Frank Zappa: The Torture Never Stops


Live 1981 version of the track from the Zoot Allures album, chosen mainly because of FZ’s ridiculous frock.

Here’s another, more jaunty take, this time with Captain Beefheart on vocals.


2 Replies to “Frank Zappa: The Torture Never Stops”

  1. Just paid my first visit here, won’t be the last. Thanks for posting the Zappa clip. I don’t get around much any more, not because I’ve lost interest in music, but because there’s so little being performed these days that I want to see. It’s nice to recall just what it was that motivated me to go out to gigs back then.

    I remember first seeing Frank and the Mothers at Birmingham Town Hall in 1967, doing mostly stuff from ‘Uncle Meat’ and the follow-up record ‘Burnt Weeny Sandwich’. I was at art college and in those days, I could barely afford to pay for my girlfriend and I to go to a concert at the Town Hall, but I’m so glad I did. it was extraordinary. I’d been playing in a band myself for around five years and I’d seen just about everyone else of the moment from the Shadows to the Who, via both the Duke Ellington and the Count Basie Orchestras.

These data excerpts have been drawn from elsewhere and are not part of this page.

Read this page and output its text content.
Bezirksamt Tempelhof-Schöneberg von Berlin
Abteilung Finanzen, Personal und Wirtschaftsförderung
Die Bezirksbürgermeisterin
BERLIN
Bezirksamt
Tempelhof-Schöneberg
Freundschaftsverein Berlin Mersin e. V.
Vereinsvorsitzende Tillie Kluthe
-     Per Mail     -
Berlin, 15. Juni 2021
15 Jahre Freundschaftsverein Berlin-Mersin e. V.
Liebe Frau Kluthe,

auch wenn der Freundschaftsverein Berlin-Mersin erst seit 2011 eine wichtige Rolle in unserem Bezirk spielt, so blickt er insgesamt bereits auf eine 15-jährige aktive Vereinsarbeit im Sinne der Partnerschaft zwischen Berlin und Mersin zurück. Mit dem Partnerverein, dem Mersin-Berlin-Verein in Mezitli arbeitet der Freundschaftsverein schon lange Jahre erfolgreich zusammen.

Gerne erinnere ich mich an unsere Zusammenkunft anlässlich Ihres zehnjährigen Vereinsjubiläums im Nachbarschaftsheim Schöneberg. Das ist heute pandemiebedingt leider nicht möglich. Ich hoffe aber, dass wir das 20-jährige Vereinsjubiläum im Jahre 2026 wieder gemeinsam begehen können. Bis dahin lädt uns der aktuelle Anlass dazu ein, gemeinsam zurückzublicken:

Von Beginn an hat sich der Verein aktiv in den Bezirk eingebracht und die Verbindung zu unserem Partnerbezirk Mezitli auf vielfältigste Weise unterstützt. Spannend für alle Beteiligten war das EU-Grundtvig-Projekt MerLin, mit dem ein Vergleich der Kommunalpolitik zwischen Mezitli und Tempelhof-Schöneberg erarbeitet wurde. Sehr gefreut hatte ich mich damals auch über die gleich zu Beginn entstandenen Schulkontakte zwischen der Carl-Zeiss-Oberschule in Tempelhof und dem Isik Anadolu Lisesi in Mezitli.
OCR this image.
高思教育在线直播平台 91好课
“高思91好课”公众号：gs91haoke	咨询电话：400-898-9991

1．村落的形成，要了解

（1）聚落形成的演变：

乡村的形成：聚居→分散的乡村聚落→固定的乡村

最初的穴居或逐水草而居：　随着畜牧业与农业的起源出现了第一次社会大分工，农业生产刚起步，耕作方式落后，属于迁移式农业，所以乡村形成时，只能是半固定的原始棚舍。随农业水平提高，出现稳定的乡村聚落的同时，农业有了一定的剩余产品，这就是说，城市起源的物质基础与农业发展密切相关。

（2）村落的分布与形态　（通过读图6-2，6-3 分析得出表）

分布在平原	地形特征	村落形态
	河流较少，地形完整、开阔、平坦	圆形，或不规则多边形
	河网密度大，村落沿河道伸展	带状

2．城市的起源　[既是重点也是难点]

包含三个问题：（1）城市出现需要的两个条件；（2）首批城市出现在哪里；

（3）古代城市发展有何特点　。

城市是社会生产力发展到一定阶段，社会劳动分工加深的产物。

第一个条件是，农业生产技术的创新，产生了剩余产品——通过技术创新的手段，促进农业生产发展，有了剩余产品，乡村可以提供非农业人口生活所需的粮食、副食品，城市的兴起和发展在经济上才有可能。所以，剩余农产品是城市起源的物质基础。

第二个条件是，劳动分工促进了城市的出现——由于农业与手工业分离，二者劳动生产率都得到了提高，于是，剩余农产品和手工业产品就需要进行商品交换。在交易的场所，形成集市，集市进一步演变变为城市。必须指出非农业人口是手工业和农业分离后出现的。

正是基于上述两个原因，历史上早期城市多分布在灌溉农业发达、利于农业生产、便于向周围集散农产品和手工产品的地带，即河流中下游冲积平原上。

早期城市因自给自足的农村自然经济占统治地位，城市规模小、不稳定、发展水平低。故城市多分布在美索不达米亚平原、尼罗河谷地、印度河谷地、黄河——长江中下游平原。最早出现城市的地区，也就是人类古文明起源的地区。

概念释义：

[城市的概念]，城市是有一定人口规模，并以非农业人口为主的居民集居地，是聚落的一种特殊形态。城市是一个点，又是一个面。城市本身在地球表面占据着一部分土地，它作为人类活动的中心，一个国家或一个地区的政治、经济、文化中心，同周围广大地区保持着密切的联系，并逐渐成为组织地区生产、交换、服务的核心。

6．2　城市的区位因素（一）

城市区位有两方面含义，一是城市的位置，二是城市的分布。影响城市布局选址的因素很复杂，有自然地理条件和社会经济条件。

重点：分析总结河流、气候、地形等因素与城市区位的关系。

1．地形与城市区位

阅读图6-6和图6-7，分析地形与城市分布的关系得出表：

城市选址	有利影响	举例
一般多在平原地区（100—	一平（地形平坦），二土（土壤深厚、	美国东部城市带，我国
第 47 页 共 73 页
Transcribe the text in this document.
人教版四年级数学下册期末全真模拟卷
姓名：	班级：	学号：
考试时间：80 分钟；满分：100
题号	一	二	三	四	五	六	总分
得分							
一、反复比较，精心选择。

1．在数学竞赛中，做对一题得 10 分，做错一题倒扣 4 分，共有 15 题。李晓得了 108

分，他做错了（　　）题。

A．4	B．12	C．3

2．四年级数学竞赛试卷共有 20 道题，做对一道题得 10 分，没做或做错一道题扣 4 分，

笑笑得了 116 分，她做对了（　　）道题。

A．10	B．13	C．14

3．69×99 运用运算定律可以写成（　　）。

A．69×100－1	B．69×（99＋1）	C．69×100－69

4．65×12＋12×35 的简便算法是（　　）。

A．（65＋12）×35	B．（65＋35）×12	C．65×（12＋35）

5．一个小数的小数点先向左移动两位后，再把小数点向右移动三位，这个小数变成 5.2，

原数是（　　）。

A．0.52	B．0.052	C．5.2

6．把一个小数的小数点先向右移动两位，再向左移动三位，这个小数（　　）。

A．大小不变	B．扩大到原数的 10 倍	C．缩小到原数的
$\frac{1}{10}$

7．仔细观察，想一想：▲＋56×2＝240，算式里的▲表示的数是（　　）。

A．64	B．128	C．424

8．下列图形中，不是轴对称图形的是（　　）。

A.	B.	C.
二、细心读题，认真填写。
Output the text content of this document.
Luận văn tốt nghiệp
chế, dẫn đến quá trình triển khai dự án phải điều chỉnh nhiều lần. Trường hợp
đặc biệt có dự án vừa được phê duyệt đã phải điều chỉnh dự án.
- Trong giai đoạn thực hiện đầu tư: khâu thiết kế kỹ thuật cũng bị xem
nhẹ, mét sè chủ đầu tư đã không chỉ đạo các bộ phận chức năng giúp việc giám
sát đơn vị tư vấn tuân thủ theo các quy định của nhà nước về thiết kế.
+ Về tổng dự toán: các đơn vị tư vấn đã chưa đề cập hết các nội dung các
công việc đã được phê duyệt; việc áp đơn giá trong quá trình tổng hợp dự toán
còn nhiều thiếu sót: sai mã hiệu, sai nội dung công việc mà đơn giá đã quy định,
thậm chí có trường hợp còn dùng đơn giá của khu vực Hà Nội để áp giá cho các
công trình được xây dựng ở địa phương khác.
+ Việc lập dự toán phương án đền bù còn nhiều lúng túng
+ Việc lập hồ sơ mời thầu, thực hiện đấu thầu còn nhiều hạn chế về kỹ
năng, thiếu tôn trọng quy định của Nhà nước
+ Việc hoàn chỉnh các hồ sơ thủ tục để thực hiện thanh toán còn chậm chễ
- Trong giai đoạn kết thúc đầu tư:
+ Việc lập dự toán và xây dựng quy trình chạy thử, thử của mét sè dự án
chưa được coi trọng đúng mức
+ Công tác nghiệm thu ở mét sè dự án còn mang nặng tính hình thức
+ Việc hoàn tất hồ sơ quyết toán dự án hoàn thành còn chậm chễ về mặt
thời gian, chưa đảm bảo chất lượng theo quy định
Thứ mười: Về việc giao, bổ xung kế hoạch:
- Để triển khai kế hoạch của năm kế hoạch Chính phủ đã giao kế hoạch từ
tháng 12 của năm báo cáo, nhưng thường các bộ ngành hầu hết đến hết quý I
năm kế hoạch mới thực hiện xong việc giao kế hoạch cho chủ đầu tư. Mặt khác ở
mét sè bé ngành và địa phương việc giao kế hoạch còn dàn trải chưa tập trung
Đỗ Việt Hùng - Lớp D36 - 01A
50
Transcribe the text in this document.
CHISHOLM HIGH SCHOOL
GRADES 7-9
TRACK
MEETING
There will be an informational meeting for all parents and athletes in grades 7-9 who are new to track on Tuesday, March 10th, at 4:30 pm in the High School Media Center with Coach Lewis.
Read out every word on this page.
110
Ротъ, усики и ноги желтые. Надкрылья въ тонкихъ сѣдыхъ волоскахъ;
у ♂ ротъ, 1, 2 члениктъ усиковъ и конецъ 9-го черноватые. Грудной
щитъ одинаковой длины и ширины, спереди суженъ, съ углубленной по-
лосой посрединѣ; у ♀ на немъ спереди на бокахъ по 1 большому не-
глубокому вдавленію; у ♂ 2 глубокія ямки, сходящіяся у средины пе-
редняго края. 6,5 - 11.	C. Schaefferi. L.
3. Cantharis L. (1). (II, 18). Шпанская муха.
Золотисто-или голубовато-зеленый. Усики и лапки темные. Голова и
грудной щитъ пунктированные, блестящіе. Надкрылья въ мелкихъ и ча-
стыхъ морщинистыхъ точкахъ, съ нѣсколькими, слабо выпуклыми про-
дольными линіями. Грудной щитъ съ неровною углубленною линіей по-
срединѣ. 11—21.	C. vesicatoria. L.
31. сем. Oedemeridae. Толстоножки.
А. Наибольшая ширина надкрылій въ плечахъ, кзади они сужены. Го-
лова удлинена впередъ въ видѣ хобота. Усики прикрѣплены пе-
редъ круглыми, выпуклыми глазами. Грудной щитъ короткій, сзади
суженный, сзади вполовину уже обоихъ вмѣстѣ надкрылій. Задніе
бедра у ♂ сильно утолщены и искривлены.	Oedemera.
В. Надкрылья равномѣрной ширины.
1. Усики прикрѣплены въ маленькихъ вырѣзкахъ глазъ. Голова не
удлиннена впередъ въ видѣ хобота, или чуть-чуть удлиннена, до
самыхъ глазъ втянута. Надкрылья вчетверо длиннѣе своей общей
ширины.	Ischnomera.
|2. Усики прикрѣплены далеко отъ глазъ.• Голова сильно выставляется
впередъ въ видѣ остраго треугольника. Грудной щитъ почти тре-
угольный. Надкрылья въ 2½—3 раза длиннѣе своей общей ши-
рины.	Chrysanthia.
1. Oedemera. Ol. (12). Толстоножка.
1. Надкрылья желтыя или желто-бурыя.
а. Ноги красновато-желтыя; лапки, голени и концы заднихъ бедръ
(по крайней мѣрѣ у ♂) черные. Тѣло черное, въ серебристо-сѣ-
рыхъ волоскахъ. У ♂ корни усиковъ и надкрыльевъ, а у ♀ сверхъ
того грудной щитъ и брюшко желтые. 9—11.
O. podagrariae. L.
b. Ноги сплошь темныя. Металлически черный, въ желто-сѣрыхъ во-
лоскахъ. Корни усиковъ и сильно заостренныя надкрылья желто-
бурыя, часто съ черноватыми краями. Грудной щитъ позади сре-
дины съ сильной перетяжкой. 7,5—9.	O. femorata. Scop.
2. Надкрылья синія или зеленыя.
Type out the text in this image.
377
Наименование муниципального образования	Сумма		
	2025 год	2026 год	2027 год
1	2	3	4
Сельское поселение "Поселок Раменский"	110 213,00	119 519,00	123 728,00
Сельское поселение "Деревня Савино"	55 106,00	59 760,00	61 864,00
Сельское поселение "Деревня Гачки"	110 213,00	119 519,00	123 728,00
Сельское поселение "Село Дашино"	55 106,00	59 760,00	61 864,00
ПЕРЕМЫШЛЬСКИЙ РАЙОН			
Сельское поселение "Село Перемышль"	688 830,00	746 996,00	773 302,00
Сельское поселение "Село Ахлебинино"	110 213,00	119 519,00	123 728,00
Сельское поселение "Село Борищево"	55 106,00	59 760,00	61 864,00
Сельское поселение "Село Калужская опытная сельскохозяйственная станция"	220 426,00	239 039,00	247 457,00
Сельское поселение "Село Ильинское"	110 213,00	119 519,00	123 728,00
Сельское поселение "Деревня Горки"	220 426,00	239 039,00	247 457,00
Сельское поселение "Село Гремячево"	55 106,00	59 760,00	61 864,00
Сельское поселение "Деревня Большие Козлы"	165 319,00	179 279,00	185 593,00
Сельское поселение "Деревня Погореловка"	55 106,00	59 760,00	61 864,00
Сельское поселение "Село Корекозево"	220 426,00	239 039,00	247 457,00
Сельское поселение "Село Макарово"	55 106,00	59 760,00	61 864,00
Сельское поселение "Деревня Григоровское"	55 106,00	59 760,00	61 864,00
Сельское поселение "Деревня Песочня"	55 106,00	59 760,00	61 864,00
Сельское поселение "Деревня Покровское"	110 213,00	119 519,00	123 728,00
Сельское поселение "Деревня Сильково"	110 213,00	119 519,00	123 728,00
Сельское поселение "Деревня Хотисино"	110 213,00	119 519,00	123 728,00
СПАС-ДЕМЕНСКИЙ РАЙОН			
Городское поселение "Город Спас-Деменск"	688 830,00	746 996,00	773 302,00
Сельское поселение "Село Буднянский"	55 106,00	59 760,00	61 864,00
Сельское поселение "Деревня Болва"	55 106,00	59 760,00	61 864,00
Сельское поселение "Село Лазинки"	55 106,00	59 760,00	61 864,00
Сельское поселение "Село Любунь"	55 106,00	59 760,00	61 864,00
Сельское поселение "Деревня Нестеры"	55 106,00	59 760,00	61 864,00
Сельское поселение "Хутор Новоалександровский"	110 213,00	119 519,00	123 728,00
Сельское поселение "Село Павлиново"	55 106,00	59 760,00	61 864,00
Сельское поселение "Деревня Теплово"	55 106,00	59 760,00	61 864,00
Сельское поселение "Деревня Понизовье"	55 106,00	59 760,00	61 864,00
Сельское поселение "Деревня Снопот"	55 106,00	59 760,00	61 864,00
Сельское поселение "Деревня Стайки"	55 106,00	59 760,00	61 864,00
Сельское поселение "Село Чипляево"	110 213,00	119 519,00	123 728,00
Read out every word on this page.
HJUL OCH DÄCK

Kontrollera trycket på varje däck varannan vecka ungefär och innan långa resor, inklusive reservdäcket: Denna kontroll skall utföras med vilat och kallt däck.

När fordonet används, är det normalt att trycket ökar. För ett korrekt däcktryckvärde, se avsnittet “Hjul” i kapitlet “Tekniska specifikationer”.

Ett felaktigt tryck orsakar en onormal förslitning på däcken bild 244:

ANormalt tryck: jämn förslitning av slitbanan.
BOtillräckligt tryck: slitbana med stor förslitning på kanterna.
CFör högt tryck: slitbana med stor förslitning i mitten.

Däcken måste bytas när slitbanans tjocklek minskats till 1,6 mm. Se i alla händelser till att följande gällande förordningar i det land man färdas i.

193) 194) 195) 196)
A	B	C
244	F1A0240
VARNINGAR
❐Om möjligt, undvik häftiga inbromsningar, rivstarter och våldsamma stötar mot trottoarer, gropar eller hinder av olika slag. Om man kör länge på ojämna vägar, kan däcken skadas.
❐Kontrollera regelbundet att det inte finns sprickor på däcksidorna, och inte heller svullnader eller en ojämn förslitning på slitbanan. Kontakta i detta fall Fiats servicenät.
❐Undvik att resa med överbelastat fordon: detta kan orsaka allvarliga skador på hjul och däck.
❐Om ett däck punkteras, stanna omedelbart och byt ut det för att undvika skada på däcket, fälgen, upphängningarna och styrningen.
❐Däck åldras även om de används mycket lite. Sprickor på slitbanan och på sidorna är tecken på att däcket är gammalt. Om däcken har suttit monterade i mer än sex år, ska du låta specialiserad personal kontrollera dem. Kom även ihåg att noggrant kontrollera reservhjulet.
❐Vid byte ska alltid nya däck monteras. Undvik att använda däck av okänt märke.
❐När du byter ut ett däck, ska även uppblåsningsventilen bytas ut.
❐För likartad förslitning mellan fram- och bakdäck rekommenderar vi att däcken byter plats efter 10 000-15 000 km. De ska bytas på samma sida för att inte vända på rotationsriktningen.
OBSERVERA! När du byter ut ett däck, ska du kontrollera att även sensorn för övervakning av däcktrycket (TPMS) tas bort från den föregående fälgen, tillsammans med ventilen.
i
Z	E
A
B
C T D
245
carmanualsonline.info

    But I’d never seen or heard anything like the Mothers. They played with a skill and precision completely off the scale from anything I’d ever heard. Kept in line by Zappa’s strict, authoritarian manner, they managed to switch from powerful rock riffs to zany instrumental interludes and long passages of absolute beauty.

    Throughout all this, Zappa was conducting the band and playing his Les Paul. One of his long solos, which seemed to presage his ‘Willie the Pimp’ piece a couple of years later on ‘Hot Rats’, had me literally in tears at its relentlessly creative beauty.

    Jimmie Carl Black’s rock drumming and Arthur Dire Tripp’s more orchestral percussion approach never got in each other’s way and was another unique feature of an evening I can still recall over fifty years later.

    The other memorable aspect was that, standing in front of me in the queue to get in was none other than Roy Wood (no VIP lounge in those days), who was as enthusiastically looking forward to the concert as the rest of us were. Everyone knew who he was, of course (this was Birmingham!) but he behaved as if nobody did and was very modest and unpretentious. His obvious enthusiasm for Zappa made the emergence of the Electric Light Orchestra seem less of a surprise when it happened, as Roy had been playing around with augmented instrumentation on the two late Move albums, ‘Looking On’ and ‘Message From The Country’.

    1. Welcome, Brian, good to hear from you. Hope you’ll find plenty of Zappa around the site. Just use the search button.